Мыслями Захар вернулся к той поре, когда ему было лет пять-шесть — хорошее это было время. Мать была еще жива, отец еще не ушел из дому. Захар помнит, что отец тогда помогал строить дом на песчаной прогалине у реки. В один весенний воскресный день отец повел его на стройку. Там было пустынно. Штабеля бревен на солнцепеке пахли смолой.
Когда они добрались до этого места, у Захара уже подвело живот от голода. И тогда отец начал творить чудеса. Из-под полы куртки он достал маленький плоский котелок и послал Захара по воду, а сам тем временем развел костер. Как только вода закипела, отец стал доставать из своих бездонных карманов всевозможную снедь. Захар не мог оторвать восторженного взгляда от сияющих глаз отца. Доставая что-нибудь из кармана, отец всякий раз приговаривал: «Ну-ка, скатерть-самобранка!» — и выкладывал на расстеленную тряпицу яйцо, или краюху хлеба, или кусок мяса. И даже вынул маленькие фунтики с чаем и солью.
Отец казался мальчику самым замечательным чародеем на свете. Захар ликовал при каждом новом чуде и требовал: «Еще! Еще!»

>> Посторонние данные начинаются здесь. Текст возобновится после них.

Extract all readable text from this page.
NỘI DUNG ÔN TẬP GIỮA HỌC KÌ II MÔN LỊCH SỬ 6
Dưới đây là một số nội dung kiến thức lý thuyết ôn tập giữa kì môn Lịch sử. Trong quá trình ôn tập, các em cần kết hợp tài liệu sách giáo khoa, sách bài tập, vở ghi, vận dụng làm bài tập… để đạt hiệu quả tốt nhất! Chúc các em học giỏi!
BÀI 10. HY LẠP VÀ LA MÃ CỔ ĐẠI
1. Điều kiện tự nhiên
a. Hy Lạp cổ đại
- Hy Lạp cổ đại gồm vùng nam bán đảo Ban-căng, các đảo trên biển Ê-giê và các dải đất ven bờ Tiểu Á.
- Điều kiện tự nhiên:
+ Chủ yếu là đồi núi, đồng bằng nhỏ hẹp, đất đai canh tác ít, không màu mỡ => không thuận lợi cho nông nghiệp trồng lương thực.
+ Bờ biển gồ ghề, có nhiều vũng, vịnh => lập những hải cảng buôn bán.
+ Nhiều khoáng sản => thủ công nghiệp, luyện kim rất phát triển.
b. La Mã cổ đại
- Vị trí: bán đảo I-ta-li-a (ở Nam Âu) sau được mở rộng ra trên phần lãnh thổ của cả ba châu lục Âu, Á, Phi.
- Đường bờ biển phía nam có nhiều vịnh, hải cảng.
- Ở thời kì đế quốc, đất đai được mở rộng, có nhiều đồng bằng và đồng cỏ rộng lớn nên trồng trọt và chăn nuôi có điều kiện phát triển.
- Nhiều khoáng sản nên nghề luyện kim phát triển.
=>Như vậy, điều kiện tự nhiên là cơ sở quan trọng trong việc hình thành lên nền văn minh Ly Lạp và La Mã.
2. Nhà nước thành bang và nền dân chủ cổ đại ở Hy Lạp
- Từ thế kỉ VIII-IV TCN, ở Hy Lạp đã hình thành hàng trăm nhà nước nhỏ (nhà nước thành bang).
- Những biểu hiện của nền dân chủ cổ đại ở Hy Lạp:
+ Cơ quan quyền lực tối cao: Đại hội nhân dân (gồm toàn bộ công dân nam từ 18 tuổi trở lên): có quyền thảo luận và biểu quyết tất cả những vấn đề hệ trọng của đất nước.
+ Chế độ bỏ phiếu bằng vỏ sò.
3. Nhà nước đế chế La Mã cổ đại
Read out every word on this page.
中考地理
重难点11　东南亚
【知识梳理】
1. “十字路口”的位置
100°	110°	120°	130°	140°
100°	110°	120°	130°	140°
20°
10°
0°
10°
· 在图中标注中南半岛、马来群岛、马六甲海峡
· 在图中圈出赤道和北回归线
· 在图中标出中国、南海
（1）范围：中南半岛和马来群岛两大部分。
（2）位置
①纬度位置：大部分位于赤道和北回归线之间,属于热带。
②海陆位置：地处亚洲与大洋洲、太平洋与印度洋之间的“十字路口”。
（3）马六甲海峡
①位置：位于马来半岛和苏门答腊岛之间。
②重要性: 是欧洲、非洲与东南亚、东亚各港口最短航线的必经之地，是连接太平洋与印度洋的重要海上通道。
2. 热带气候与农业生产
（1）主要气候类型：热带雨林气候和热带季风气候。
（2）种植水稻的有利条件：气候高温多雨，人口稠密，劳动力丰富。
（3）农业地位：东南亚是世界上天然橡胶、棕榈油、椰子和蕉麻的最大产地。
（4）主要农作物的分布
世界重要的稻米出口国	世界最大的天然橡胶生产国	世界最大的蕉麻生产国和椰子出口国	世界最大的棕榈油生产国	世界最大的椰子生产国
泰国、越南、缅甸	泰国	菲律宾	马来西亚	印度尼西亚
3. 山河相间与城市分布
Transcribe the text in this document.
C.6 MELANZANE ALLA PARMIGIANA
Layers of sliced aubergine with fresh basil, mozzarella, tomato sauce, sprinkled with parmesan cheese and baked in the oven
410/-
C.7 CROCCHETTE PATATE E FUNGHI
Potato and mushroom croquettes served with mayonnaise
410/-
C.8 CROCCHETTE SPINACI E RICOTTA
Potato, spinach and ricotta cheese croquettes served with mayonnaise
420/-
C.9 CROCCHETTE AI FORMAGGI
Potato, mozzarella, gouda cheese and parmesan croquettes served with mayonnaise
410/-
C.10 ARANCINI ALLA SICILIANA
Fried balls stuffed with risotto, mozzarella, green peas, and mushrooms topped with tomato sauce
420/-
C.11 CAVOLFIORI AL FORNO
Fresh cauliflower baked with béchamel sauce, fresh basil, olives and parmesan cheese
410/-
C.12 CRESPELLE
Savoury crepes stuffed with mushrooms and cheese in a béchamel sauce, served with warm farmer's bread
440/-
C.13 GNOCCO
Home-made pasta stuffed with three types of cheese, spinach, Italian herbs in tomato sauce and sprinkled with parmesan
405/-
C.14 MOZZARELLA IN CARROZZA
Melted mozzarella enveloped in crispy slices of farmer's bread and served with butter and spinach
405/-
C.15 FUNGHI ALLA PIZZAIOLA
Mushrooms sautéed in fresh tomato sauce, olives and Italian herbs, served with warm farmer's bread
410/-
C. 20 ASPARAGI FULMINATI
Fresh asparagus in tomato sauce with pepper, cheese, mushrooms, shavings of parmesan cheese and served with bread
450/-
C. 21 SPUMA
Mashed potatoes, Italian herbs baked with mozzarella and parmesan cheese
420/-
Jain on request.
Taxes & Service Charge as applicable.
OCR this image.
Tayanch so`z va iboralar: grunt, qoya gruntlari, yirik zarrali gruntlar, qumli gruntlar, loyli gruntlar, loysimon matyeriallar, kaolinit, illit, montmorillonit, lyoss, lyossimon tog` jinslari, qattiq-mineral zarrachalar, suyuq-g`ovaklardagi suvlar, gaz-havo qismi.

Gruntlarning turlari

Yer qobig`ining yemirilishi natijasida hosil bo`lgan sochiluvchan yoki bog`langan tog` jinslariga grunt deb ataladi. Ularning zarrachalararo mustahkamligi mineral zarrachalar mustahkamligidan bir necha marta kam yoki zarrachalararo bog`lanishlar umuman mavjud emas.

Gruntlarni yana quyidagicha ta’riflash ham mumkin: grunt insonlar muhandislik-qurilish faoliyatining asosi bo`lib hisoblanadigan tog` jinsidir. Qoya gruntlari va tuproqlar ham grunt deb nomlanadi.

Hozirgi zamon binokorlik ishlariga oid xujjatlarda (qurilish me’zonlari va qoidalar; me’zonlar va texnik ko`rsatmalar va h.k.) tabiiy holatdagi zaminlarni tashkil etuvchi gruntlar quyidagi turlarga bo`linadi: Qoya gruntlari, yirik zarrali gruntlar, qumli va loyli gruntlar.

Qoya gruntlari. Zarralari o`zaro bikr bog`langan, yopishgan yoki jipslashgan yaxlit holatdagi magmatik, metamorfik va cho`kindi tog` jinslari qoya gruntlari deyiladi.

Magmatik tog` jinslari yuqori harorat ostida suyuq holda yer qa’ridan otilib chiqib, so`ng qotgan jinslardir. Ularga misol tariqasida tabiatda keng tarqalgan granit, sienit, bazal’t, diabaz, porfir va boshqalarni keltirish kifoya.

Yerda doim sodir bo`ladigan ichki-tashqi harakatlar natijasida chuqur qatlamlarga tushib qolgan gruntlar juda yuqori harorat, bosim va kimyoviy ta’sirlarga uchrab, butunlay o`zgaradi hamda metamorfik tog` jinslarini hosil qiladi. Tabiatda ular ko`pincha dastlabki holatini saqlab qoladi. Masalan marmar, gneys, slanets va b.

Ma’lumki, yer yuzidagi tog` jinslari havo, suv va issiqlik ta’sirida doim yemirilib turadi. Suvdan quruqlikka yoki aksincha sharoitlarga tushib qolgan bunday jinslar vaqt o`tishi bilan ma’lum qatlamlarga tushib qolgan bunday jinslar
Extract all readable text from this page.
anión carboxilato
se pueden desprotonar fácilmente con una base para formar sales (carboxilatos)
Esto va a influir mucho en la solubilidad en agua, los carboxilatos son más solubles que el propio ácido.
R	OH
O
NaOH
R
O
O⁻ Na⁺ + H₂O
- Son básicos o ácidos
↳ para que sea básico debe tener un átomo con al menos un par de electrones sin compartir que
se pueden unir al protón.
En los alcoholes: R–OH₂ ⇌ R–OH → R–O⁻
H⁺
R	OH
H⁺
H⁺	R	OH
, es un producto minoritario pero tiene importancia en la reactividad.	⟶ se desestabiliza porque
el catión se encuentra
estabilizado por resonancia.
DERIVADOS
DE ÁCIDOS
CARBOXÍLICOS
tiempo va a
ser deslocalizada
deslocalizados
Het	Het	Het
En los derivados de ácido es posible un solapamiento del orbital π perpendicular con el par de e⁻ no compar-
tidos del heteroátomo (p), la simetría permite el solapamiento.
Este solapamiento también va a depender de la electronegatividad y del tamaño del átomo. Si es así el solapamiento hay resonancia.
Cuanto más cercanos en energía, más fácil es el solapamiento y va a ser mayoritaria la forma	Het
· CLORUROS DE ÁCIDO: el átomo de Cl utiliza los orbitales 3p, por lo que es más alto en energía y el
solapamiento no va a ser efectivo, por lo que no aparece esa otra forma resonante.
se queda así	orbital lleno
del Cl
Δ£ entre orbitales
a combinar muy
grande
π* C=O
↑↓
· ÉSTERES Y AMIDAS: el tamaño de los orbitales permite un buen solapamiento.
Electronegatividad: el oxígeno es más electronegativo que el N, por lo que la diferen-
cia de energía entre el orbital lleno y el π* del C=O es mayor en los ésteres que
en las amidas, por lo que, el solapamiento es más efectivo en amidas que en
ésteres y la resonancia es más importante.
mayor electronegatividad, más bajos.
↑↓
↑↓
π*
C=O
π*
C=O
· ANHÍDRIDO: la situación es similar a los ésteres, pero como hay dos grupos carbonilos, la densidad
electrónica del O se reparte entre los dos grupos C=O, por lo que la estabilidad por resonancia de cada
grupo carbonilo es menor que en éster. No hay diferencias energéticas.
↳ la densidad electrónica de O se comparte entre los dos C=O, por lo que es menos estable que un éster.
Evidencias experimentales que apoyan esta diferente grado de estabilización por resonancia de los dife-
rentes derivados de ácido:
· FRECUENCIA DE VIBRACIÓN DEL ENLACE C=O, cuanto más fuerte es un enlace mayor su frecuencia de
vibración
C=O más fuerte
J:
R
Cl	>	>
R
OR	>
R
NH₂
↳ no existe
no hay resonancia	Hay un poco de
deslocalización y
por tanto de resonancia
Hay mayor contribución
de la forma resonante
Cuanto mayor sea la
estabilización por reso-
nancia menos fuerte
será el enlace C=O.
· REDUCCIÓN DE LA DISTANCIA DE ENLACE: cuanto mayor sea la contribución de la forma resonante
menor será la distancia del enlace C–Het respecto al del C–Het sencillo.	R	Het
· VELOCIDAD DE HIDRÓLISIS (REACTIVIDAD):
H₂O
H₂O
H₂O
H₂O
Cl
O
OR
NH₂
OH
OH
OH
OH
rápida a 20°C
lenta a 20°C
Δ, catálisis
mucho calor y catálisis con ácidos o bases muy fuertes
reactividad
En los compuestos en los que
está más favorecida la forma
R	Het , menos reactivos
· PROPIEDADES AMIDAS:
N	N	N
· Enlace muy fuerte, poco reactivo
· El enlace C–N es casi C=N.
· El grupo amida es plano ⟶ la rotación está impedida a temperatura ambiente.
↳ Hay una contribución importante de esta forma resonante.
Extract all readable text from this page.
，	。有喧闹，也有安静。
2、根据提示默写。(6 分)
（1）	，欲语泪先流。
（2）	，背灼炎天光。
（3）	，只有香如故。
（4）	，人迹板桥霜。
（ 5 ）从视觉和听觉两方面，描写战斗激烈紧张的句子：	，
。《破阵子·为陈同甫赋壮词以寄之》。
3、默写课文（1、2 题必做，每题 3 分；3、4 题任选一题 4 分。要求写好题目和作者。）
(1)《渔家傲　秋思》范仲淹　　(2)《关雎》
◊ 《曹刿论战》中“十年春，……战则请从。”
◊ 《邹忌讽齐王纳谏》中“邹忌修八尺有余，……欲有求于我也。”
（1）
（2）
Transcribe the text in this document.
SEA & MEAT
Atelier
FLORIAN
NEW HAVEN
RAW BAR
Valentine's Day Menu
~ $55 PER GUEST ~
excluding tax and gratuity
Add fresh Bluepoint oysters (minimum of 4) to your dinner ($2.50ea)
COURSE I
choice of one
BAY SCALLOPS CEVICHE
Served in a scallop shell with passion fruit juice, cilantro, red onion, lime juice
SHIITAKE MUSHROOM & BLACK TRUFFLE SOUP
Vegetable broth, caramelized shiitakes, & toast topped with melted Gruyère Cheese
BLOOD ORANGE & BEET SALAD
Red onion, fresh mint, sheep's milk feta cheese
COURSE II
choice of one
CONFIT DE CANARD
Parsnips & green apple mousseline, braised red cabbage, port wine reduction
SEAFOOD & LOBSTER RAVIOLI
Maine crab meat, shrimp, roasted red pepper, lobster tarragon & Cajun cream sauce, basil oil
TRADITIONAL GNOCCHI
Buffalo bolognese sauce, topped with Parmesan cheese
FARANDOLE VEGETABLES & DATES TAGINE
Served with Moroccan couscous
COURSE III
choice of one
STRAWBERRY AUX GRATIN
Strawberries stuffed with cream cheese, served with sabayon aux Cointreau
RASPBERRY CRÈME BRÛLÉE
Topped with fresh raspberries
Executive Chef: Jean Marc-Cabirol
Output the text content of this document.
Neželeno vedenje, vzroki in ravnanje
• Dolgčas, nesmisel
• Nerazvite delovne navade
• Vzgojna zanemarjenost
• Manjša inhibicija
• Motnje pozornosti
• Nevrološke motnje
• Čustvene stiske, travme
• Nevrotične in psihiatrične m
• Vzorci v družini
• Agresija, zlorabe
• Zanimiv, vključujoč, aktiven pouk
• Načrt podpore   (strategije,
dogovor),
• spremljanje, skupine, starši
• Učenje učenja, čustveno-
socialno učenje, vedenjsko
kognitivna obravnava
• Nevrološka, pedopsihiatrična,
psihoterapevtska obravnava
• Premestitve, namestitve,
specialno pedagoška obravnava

Но всему приходит конец; и они принялись за крутые яйца, мясо с хлебом, обжигались горячим чаем — на вырубке у реки, где солнце превращало песок в крупчатое золото. Все имело свой неповторимый вкус, и они были счастливы безмерно.
Погрузившись в воспоминания детства, Захар перестал работать веслом. Илья оглянулся на него.
— Ты грести будешь? — спросил он ехидно. — Я к тебе в гребцы не нанимался!
Захар встрепенулся и заработал веслом во всю мочь.
Но через несколько минут отлынивать стал Илья. Усевшись вполоборота, он заговорил об алеутских охотниках. Само слово «алеут» звучало у него как бранная кличка.
— И до чего же они тупые, эти недомерки, боже ты мой! Не хватает соображения запастись едой на зиму или там избу построить, как все люди… Нет, живут в каких-то норах. Вместо ламп у них рыба-свечка, есть такая рыба, вроде корюшки.
Проденут фитиль сквозь сушеную рыбу-свечку и зажгут. Уф! Вонища! Лампа с ворванью покажется чистым ладаном. И еще чем только у них не воняет: и выдержанной тюлениной, и тухлой рыбой, и самими алеутами. Сунь только голову в эту нору… Боже мой! Вонь так и шибает в нос, воздух — хоть топор вешай.